The nutritional value of Moringa is higher in the dry leaves, except for vitamins C and E which is much higher in the fresh leaves. The seeds also have high amounts of nutrient second to the leaf, except for fat, protein, magnesium, cupper and vitamin E which are higher.
Other economic benefits
Moringa can be used as food; vegetables for consumption or tea for drinking. The leaves are used to prepare fatty foods, while the seed oil can be used for general culinary and as salad oil. Lactating women consume Moringa to enhance breast milk production.

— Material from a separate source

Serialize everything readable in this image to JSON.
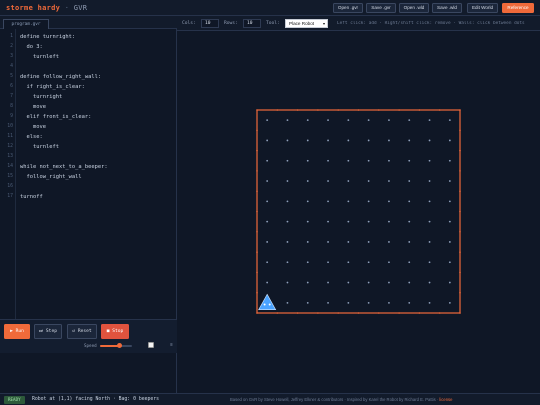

The seed oil is used as perfumes and also for general lubrication purposes, while animal feed can also be prepared with Moringa. Medicinal uses also include traditional application to treat various diseases, including scurvy, tumours, sores, hysteria, and helminthic infection.
Moringa may be used for water purification for industrial and household purposes. Seed kernels of Moringa are reported to remove lead, iron and cadmium ions from contaminated water by a biosorption process through the metal-protein interactions. Besides reducing the turbidity of contaminated water, Moringa seeds also reduce the level of microorganisms during the same process where the bacteria are concentrated in the coagulated sediment.
Different parts of the Moringa plant have health-promoting effects including brain protection against such condition as depression, diabetes and cancer protection, and reduction of body fat essential in body weight control. In heavy metal toxicity, Moringa can be used to protect against damage.